机器学习:算法视角pdf

If you’ve been at machine learning long enough, you know that there is a “no free lunch” principle — there’s no one-size-fits-all algorithm that will help you solve every problem and tackle every dataset.

如果您已经在机器学习领域学习了足够长的时间,那么您就会知道有“免费午餐”的原则-没有一种万能的算法可以帮助您解决每个问题并解决每个数据集。

I work for Springboard — we’ve put a lot of research into machine learning training and resources. At Springboard, we offer the first online course with a machine learning job guarantee.

我在Springboard工作-我们对机器学习培训和资源进行了大量研究。 在Springboard, 我们提供了第一个具有机器学习工作保障的在线课程 。

What helps a lot when confronted with a new problem is to have a primer for what algorithm might be the best fit for certain situations. Here, we talk about different problems and data types and discuss what might be the most effective algorithm to try for each one, along with a resource that can help you implement that particular model.

遇到新问题时,有很大帮助的是为哪种算法在某些情况下最合适提供入门。 在这里,我们讨论了不同的问题和数据类型,并讨论了可能是每种算法中最有效的算法,以及可以帮助您实现该特定模型的资源。

Remember: the proof is in the pudding: the best approach to your data is the model that empirically gives you the best results. This guide is meant to hone your first instincts and help you remember what models might be the most effective for each problem, and which would be impractical to use.

请记住:证明在布丁中:数据的最佳方法是凭经验为您提供最佳结果的模型。 本指南旨在磨练您的本能,并帮助您记住哪种模型可能对每个问题最有效,而哪些模型不切实际。

Let’s start by talking about the variables we need to consider.

让我们从谈论我们需要考虑的变量开始。

监督学习与监督学习 (Unsupervised learning vs supervised learning)

Unsupervised learning is where you allow the machine learning algorithm to start learning and outputting a result without any explicit human processing of the data beforehand.

在无监督学习中,您可以让机器学习算法开始学习并输出结果,而无需事先对数据进行任何明确的人工处理。

Supervised learning involves some labeling and processing of the training data beforehand in order to structure it for processing.

有监督的学习需要事先对训练数据进行一些标记和处理,以便将其构造成可处理的形式。

The kind of learning you can perform will matter a lot when you start working with different machine learning algorithms.
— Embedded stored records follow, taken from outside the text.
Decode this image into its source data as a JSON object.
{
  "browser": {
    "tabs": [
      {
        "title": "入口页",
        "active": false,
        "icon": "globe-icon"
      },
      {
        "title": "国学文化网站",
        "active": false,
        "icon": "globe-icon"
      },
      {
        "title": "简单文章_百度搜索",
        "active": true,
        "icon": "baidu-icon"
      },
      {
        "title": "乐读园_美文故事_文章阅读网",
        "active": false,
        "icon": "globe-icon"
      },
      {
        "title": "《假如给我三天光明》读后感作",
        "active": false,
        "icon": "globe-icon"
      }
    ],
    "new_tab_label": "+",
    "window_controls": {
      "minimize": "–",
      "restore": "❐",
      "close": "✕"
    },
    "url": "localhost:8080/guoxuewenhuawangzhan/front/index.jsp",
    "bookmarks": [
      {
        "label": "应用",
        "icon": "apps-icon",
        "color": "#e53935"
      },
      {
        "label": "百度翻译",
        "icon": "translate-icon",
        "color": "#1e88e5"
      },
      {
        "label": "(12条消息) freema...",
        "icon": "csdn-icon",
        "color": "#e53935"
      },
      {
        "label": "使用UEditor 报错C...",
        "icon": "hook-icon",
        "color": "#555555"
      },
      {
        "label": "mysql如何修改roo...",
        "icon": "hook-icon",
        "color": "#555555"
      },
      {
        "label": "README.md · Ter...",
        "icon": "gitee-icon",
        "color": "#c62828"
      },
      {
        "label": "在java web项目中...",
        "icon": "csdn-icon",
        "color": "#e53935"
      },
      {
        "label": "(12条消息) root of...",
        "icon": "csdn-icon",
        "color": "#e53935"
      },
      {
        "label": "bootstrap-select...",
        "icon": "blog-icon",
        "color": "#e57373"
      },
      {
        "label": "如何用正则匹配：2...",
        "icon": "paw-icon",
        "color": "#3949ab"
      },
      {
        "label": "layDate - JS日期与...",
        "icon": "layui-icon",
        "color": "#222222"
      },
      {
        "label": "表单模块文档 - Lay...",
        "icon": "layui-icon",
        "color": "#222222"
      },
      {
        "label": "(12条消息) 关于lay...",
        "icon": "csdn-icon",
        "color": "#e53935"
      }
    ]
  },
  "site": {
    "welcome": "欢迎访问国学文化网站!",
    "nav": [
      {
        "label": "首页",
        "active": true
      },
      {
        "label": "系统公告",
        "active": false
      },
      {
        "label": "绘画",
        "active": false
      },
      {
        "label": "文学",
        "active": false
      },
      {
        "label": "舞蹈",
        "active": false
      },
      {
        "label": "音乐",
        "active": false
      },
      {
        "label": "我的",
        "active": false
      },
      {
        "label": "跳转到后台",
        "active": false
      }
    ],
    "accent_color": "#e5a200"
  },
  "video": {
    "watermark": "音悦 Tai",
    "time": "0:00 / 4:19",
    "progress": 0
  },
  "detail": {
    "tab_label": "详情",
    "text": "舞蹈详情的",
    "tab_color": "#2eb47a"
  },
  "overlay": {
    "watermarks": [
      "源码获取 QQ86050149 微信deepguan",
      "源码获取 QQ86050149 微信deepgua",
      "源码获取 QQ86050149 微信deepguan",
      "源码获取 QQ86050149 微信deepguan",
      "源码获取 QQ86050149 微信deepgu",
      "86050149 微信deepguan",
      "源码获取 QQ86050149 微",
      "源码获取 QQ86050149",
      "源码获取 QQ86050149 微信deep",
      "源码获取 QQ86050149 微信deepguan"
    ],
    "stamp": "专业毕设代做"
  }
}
当您开始使用不同的机器学习算法时,可以执行的学习种类将非常重要。

S 速度和时间注意事项 (Space and time considerations)

There are space and time considerations for each machine learning algorithm. While in practice you’ll likely work with optimized versions of each algorithm packaged in a framework, it is good to consider how the algorithms you choose can affect performance.

每种机器学习算法都有时空考虑 。 在实践中,您可能会使用框架中打包的每种算法的优化版本,但最好考虑选择的算法如何影响性能。

输出 (The output)

Third, and perhaps most important, is the output that you want to get. Are you trying to categorize data? Use it to predict future data points? What you’re looking to get as a result and what you want to do to your data will largely determine the algorithmic approaches you should take.

第三,也许是最重要的,是您想要获得的输出 。 您是否要对数据进行分类? 用它来预测未来的数据点吗? 结果您想要得到的以及您想要对数据做什么将在很大程度上决定您应采用的算法方法。

一些例子 (Some examples)

您正在寻找 一个结构合理的数据集而又没有太多复杂性的简单预测模型。 (You’re looking to build a simple predictive model with a well-structured dataset without too many complications.)

Your best bet here is probably linear regression, something that can take a whole host of factors and then give you a predictive result with a simple error rate explanation and a simple explanation for which factors contribute to the prediction. It doesn’t take much computational power to run a linear regression either.

您最好的选择可能是线性回归,它可以吸收很多因素,然后通过简单的错误率说明和对哪些因素有助于预测的简单说明为您提供预测结果。 进行线性回归也不需要太多的计算能力。

Resource: Linear Regression — Detailed View

资源 : 线性回归—详细视图

您正在寻找 一种在有监督的环境中将已经被标记的数据 分类 为两种或两种以上截然不同的标签类型(例如,尝试根据孩子的体重和身高确定孩子是男性还是女性)。 (You’re looking to classify data that’s already been labeled into two or more sharply distinct types of labels (e.g., trying to determine if children are likely male or female based on their weight and height) in a supervised setting.)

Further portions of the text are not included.